Using Avrocoder for Custom Types with Generics

2019-02-23 08:34发布

问题:

I am trying to use AvroCoder to serialise a custom type which is passed around in PCollections in my pipeline. The custom type has a generic field (which currently is a String) When I run the pipeline, I get the AvroTypeException like below probably due to the generic field. Is building and passing the AvroSchema for the object the only way to get around this?

Exception in thread "main" org.apache.avro.AvroTypeException: Unknown type: T
 at org.apache.avro.specific.SpecificData.createSchema(SpecificData.java:255)
 at org.apache.avro.reflect.ReflectData.createSchema(ReflectData.java:514)
 at org.apache.avro.reflect.ReflectData.createFieldSchema(ReflectData.java:593)
 at org.apache.avro.reflect.ReflectData.createSchema(ReflectData.java:472)
 at org.apache.avro.specific.SpecificData.getSchema(SpecificData.java:189)
 at com.google.cloud.dataflow.sdk.coders.AvroCoder.of(AvroCoder.java:116)

I have also attached my registry code for reference.

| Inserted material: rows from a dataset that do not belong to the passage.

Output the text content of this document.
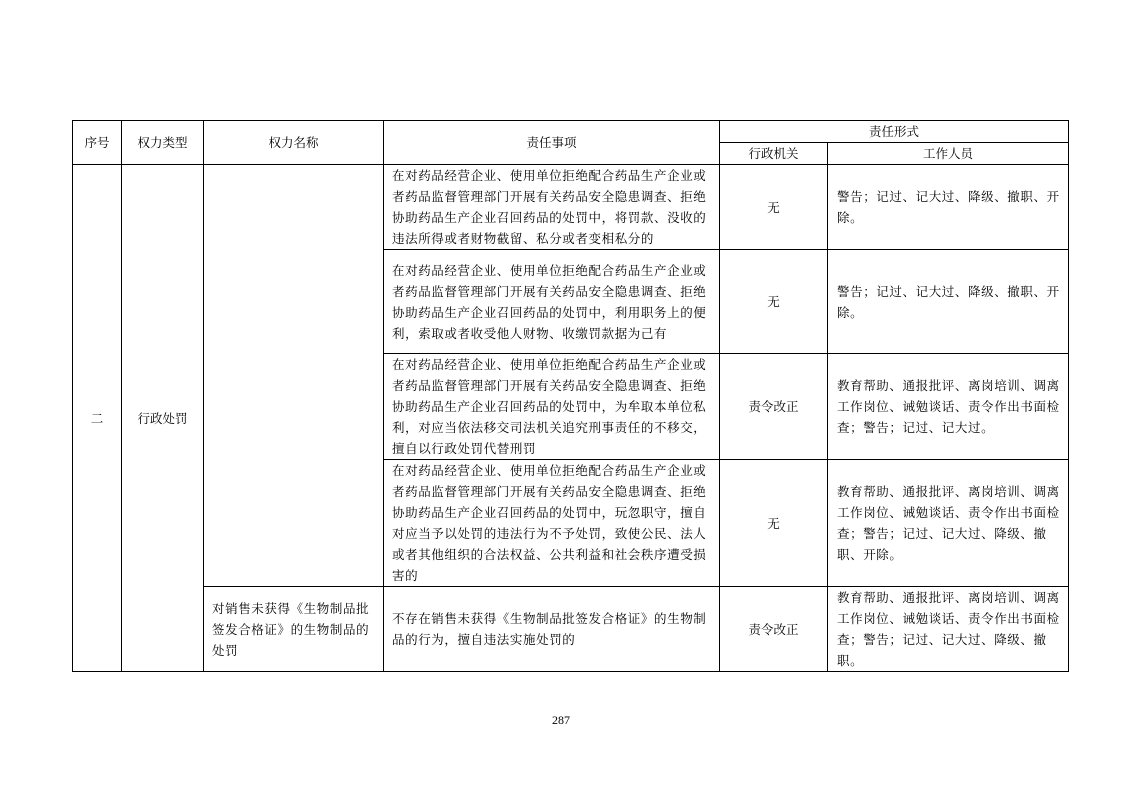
序号	权力类型	权力名称	责任事项	责任形式	
				行政机关	工作人员
二	行政处罚		在对药品经营企业、使用单位拒绝配合药品生产企业或者药品监督管理部门开展有关药品安全隐患调查、拒绝协助药品生产企业召回药品的处罚中，将罚款、没收的违法所得或者财物截留、私分或者变相私分的	无	警告；记过、记大过、降级、撤职、开除。
			在对药品经营企业、使用单位拒绝配合药品生产企业或者药品监督管理部门开展有关药品安全隐患调查、拒绝协助药品生产企业召回药品的处罚中，利用职务上的便利，索取或者收受他人财物、收缴罚款据为己有	无	警告；记过、记大过、降级、撤职、开除。
			在对药品经营企业、使用单位拒绝配合药品生产企业或者药品监督管理部门开展有关药品安全隐患调查、拒绝协助药品生产企业召回药品的处罚中，为牟取本单位私利，对应当依法移交司法机关追究刑事责任的不移交，擅自以行政处罚代替刑罚	责令改正	教育帮助、通报批评、离岗培训、调离工作岗位、诫勉谈话、责令作出书面检查；警告；记过、记大过。
			在对药品经营企业、使用单位拒绝配合药品生产企业或者药品监督管理部门开展有关药品安全隐患调查、拒绝协助药品生产企业召回药品的处罚中，玩忽职守，擅自对应当予以处罚的违法行为不予处罚，致使公民、法人或者其他组织的合法权益、公共利益和社会秩序遭受损害的	无	教育帮助、通报批评、离岗培训、调离工作岗位、诫勉谈话、责令作出书面检查；警告；记过、记大过、降级、撤职、开除。
		对销售未获得《生物制品批签发合格证》的生物制品的处罚	不存在销售未获得《生物制品批签发合格证》的生物制品的行为，擅自违法实施处罚的	责令改正	教育帮助、通报批评、离岗培训、调离工作岗位、诫勉谈话、责令作出书面检查；警告；记过、记大过、降级、撤职。
287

pipelineCoderRegistry.registerCoder(GenericTypeClass.class, new CoderFactory() {
    @Override
    public Coder<?> create(List<? extends Coder<?>> componentCoders) {
        return AvroCoder.of(GenericTypeClass.class);
    }

    @Override
    public List<Object> getInstanceComponents(Object value) {
        return Collections.singletonList(((GenericTypeClass<Object>) value).key);
    }
});

回答1:

You’ve done everything right as far as setting up the CoderFactory, but Avro’s ReflectData mechanism which AvroCoder uses to automatically generate a schema does not work for generic types, as of this writing. This is tracked as issue AVRO-1571. See also this StackOverflow question.

In order to allow encoding of GenericTypeClass<T> for some particular values of T, you are correct that you will have to provide some explicit schema information. There are two ways to proceed:

The first approach is to provide an explicit schema on fields of type T within your GenericTypeClass<T>, like so:

class GenericTypeClass<T> {
  // Avro requires a no-args constructor
  public GenericTypeClass() {}

  @AvroSchema("[\"string\", \"int\", ...]")
  private T genericField;
}

The drawback is that it is limited to a finite, static union schema, and requires manually inlining the JSON schema for more complex values of T.

The second approach is to provide an explicit schema when you build an AvroCoder in your CoderFactory, and provide this schema to AvroCoder.of(Class, Schema).

pipelineCoderRegistry.registerCoder(GenericTypeClass.class, new CoderFactory() {
  @Override
  public Coder<?> create(List<? extends Coder<?>> componentCoders) {
      return AvroCoder.of(
          GenericTypeClass.class
          schemaFromCoder(componentCoders.get(0)));
  }

  ...
});

This will mostly revolve around converting a Coder<T> into a schema for T. This should be easy for basic types and manageable for POJOs that ReflectData supports. It does also provide a hook for ad hoc support of more difficult cases.